If the model used is em_ex7_TD2_10_ED2_0.xdsl, the DSL_em::Learn will return DSL_ZERO_POTENTIAL, which is defined as -43. This is due to conflicting evidence in the dataset. Your code does not check for the status returned from DSL_em::Learn. When the Learn method does not succeed, the value of log likelihood variable is not modified, and you're getting the 8.29714e-318 value (which is just random bits in the local double variable).
To debug your code/data, redirect SMILE's error output to console. If you're using most recent SMILE 2.2.0, use the following;
Code: Select all
emModel.Logger().RedirectToFile(stdout);
Code: Select all
DSL_errorH().RedirectToFile(stdout);
Code: Select all
43: EM: please run with relevance enabled
Code: Select all
em.SetRelevance(true);
Code: Select all
26: EM: can't set evidence in record 1 for node Y
-
- Posts: 11
- Joined: Mon Dec 11, 2023 8:20 pm
Re: error with log likelihood during EM
Thank you so much for this information. In the em file I generated CPTs randomly but looks like because some of the values were so close to one or zero they got rounded up/down.
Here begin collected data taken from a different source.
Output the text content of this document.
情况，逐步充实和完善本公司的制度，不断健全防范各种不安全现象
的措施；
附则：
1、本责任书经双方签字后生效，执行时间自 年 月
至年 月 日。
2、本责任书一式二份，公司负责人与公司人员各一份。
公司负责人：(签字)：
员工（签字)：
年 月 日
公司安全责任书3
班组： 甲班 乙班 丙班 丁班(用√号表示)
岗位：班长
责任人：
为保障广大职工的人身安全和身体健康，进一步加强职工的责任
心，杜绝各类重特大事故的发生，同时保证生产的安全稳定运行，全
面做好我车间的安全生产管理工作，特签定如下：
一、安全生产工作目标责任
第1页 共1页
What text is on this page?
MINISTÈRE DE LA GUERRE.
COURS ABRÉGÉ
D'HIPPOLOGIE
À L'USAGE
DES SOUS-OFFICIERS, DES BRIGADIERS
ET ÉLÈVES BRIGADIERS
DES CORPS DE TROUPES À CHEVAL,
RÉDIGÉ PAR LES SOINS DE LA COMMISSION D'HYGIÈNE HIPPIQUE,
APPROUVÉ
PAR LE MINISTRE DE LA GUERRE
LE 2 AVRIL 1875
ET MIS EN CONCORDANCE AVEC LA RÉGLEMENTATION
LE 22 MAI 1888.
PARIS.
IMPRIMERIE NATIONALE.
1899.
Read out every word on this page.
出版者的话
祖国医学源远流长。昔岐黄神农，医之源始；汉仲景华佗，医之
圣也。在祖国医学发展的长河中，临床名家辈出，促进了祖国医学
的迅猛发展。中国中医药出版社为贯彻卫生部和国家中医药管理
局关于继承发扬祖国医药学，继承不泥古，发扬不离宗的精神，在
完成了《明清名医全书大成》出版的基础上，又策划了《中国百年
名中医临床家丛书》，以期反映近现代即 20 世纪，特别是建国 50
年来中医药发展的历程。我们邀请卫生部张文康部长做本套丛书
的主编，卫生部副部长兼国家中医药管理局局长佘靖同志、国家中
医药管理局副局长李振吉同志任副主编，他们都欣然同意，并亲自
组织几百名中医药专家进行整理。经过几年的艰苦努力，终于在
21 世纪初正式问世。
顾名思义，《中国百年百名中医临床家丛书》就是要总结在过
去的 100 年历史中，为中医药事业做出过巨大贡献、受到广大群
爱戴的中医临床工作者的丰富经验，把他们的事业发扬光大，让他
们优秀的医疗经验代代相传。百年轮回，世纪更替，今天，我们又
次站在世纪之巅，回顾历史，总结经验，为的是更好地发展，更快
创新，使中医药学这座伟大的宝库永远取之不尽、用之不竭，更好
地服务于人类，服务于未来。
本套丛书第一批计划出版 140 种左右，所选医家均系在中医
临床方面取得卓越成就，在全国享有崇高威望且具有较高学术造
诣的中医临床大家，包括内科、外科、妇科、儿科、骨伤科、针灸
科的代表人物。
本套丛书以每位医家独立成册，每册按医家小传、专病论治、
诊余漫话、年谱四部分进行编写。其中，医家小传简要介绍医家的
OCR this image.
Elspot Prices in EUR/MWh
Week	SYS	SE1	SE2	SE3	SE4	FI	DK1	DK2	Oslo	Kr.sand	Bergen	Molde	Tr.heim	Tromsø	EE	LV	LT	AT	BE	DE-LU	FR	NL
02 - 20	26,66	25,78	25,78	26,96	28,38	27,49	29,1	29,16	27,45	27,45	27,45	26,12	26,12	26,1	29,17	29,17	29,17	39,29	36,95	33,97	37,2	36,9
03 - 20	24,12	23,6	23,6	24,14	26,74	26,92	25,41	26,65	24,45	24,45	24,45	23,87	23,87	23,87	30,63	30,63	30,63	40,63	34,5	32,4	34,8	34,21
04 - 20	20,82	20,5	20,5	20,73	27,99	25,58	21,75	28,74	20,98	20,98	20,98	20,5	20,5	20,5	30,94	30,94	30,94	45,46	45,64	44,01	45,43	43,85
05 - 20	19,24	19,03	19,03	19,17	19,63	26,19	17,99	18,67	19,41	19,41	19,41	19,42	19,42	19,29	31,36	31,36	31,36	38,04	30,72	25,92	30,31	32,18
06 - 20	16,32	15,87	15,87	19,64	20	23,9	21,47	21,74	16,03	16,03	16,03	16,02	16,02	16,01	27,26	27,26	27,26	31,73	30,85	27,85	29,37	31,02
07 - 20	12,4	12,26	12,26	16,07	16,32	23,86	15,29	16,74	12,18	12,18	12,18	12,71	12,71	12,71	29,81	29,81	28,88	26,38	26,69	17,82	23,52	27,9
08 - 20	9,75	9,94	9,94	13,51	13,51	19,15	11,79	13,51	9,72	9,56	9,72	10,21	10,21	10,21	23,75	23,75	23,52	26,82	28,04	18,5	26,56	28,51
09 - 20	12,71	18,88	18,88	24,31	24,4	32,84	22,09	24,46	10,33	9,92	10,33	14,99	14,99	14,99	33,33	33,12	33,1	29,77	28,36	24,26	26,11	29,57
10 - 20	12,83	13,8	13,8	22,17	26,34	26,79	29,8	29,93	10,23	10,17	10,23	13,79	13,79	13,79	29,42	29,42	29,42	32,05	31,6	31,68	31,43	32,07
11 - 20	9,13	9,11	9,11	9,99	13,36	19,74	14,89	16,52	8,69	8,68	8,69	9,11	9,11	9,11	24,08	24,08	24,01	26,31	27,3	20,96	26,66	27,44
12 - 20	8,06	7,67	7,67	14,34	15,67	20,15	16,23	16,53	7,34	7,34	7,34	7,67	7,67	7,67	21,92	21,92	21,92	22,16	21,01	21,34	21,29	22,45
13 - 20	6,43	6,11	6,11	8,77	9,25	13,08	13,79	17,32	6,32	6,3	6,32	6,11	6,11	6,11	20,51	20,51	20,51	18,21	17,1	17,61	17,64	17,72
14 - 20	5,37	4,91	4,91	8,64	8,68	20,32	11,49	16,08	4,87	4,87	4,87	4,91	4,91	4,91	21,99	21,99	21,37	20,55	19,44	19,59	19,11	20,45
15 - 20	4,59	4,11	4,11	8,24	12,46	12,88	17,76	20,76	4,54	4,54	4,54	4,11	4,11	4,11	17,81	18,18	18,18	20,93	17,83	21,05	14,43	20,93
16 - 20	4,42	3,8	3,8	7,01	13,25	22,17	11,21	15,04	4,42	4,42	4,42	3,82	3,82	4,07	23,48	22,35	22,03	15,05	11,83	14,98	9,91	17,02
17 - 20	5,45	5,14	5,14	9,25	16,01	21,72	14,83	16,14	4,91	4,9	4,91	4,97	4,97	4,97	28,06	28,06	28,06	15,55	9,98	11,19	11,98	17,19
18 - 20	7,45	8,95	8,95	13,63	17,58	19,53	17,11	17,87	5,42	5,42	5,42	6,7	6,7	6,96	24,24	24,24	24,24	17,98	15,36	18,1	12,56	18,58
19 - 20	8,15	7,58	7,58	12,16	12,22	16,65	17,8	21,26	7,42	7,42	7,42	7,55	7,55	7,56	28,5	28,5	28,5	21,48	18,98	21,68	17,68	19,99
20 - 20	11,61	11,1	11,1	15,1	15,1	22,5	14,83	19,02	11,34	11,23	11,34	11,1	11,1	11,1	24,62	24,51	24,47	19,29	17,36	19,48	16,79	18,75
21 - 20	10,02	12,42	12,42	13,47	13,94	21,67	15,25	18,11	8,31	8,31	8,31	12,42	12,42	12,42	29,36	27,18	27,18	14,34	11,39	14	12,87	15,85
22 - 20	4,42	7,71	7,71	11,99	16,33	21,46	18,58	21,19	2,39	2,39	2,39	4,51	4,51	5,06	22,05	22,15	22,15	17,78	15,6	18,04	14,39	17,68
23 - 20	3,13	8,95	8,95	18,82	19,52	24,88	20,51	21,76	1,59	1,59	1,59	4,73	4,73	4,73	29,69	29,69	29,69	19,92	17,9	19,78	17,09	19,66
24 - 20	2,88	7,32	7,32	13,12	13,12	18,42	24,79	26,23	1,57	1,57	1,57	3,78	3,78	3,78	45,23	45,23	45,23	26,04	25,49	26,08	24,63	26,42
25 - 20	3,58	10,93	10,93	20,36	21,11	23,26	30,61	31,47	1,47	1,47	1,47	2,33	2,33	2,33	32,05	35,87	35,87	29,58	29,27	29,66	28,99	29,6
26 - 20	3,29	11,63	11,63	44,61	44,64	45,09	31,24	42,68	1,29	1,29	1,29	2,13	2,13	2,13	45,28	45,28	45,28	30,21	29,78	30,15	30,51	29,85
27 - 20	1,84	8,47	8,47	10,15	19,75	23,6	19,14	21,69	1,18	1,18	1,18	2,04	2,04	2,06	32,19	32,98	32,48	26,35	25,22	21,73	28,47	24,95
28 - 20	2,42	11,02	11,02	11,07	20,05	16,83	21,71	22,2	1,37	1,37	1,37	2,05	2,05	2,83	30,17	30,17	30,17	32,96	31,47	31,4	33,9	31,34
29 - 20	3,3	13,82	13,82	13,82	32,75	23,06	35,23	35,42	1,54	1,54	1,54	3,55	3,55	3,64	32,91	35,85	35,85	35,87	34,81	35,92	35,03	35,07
Would you recommend using "em.SetRandomizeParameters(True); " instead of passing in the initialization through a file ? Can you give me some more information on this function call, and how the randomizations are set
Thank you
Thank you
-
- Site Admin
- Posts: 1443
- Joined: Mon Nov 26, 2007 5:51 pm
Re: error with log likelihood during EM
If you don't have any initial probability distribution for your model, just use EM's internal randomization (call em.SetRandomizeParameters(true), and optionally fix the random seed for the initial parameters with em.SetSeed before SetRandomizeParameters).In the em file I generated CPTs randomly
Do not call SetEquivalentSampleSize if your initial parameters are random - this method is used when your parameter were already learned or specified by the expert, and you just want to refine them with the new dataset.
-
- Posts: 11
- Joined: Mon Dec 11, 2023 8:20 pm
Re: error with log likelihood during EM
Okay, thank you for the elaboration I know how to proceed now.
-
- Posts: 11
- Joined: Mon Dec 11, 2023 8:20 pm
Re: error with log likelihood during EM
I implemented the above, and im getting a bunch of these messages,
-26: EM: can't set evidence in record 3 for node NODE040
-26: EM: can't set evidence in record 8 for node NODE040
-26: EM: can't set evidence in record 17 for node NODE040
-26: EM: can't set evidence in record 29 for node NODE022
-26: ERROR: conficting evidence between nodes [NODE008] and [NODE038]
-26: EM: can't set evidence in record 31 for node NODE039
-26: EM: can't set evidence in record 34 for node NODE022
-26: EM: can't set evidence in record 34 for node NODE040
-26: EM: can't set evidence in record 36 for node NODE022
-26: EM: can't set evidence in record 37 for node NODE041
-26: EM: can't set evidence in record 38 for node NODE022
is this an issue or normal ?
-26: EM: can't set evidence in record 3 for node NODE040
-26: EM: can't set evidence in record 8 for node NODE040
-26: EM: can't set evidence in record 17 for node NODE040
-26: EM: can't set evidence in record 29 for node NODE022
-26: ERROR: conficting evidence between nodes [NODE008] and [NODE038]
-26: EM: can't set evidence in record 31 for node NODE039
-26: EM: can't set evidence in record 34 for node NODE022
-26: EM: can't set evidence in record 34 for node NODE040
-26: EM: can't set evidence in record 36 for node NODE022
-26: EM: can't set evidence in record 37 for node NODE041
-26: EM: can't set evidence in record 38 for node NODE022
is this an issue or normal ?
-
- Site Admin
- Posts: 1443
- Joined: Mon Nov 26, 2007 5:51 pm
Re: error with log likelihood during EM
The messages you're getting show that your data is inconsistent with the parameters in the network. You have a bunch of deterministic nodes, and you're trying to input an impossible combination of evidence from the data file.